Gekniffen wären die, die keine eigenen Uhrwerke bauen. Die klassischen Manufakturen wie Patek Philippe, Rolex, Audemars Piguet oder Vacheron Constantin produzieren seit jeher eigene Werke, jüngere Marken wie Officine Panerai haben inzwischen eigene Werke für alle Kategorien ihrer beliebten großen Uhren, die peu à peu die zugekauften Rohwerke ablösen sollen. Für Sascha Moeri ist es bis dahin noch ein weiter Weg. Er ist CEO der Bucherer Montres AG, einer Tochtergesellschaft der Bucherergruppe, die vor allem dank ihrer Juweliergeschäfte bekannt ist. Moeri weiß, dass auch die normalen Modelle mit zugekauften ETA-Werken vom Image profitieren, das die eigenen Entwicklungen ausstrahlen: "Wir entwickeln kontinuierlich neue Werke."

Es wird eng in Glashütte

Gangmodell eines mechanischen Uhrwerkes Quelle: AP

In Ste-Croix im hügeligen Hinterland von Lausanne belegt die eine Hälfte der Manufaktur zwei Etagen eines schmucklosen Gebäudes. Eine Werkhalle mit viel leerer Fläche ist Standort mehrerer CNC-Maschinen,
an denen sowohl Prototypen als auch später die Teile für die Serienproduktion der Uhrwerke entstehen sollen. Von Romantik keine Spur. Das klassische Klischee der Uhrmanufaktur wird erst in der zweiten Etage erfüllt, wo die Uhrmacher an den typisch hohen Bänken die Teile der hauseigenen Entwicklung CFB A1000 zusammenfügen.
Ein eigenes Uhrwerk hat Christine Hutter bereits, ihre Manufaktur mit 2500 Quadratmetern ist noch im Bau. Die ehemalige Managerin aus dem Uhrengewerbe konnte Schweizer Investoren für die Reanimation der Marke Moritz Grossmann gewinnen.100 Uhren des Modells Benu werden in den derzeitigen Ateliers und von 2012 an in den neuen Werkhallen gefertigt. Das Werk ist entwickelt, die Uhren im Prinzip schon verkauft. Mit Energie und Überzeugungskraft macht die Bayerin wett, was ihr an Tradition fehlt – denn bis auf den Markennamen, den sie sich vor einigen Jahren sicherte, hat sie keinen direkten Bezug zu Glashütte.

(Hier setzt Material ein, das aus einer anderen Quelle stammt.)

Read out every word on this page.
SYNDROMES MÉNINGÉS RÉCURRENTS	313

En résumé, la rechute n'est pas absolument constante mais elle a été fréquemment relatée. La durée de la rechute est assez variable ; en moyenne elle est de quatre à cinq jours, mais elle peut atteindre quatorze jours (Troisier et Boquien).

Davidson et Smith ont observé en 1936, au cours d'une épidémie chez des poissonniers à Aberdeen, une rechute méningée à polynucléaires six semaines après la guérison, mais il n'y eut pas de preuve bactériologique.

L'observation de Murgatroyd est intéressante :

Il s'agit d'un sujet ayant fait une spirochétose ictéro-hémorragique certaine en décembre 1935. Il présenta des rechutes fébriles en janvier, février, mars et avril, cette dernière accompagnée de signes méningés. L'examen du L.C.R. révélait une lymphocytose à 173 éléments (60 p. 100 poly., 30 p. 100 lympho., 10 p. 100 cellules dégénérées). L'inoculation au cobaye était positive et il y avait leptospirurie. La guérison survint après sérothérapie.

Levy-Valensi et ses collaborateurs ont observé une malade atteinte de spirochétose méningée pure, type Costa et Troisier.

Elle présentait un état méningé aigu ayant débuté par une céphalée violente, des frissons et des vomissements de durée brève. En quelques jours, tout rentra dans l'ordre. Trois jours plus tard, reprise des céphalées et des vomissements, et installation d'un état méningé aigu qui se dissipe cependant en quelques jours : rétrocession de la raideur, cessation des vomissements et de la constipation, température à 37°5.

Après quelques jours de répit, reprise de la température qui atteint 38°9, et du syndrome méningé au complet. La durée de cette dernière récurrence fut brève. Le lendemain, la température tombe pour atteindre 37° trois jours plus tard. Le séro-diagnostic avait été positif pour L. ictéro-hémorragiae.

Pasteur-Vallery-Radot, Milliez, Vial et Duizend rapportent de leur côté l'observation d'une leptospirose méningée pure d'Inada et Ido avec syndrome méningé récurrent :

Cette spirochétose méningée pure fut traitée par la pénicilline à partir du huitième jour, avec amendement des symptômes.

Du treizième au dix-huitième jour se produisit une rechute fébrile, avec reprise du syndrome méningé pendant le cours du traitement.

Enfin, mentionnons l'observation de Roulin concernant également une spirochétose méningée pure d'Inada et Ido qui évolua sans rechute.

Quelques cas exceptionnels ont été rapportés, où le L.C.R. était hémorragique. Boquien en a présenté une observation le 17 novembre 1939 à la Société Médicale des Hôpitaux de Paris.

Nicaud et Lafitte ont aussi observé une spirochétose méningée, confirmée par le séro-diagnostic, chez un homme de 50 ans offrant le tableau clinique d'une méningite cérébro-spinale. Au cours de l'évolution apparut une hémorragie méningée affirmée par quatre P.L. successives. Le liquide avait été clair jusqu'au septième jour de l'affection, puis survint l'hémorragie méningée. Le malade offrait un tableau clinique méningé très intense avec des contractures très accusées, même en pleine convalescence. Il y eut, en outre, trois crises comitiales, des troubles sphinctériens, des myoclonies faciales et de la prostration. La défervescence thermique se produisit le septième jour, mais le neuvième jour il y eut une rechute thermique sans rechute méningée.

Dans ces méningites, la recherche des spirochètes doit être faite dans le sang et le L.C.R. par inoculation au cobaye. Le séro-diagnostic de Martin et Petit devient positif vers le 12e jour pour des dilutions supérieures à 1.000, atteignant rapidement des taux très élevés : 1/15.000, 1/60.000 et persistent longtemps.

Das Unternehmen Tutima hat Tradition im sächsischen Uhrmacherdorf, aber die geriet nach dem Ende des Zweiten Weltkriegs in Vergessenheit. Tutima wurde, zunächst unter dem Namen Urofa, 1926 von Ernst Kurtz in
Glashütte gegründet. Nach 1945 führte er, zunächst in Franken und von 1951 an in Ganderkesee, das Unternehmen weiter. Nun hat Tutima mit seiner Manufaktur wieder einen Fuß in das Uhrendorf gesetzt. Langfristig planen die Eigner mehr Produktion nach Glashütte zu holen. Im fünf Kilometer entfernten Schlottwitz sollen für eine Übergangszeit noch Räume hinzugemietet werden, bis andere Kapazitäten im Dorf frei werden.
Doch nur Uhren, die in Glashütte produziert werden, dürfen den Schriftzug "Made in Glashütte" tragen. "Schlottwitz ist Teil der Stadt Glashütte", erklärt Alexander Philipp das Ausweichmanöver. Es wird eng in Glashütte.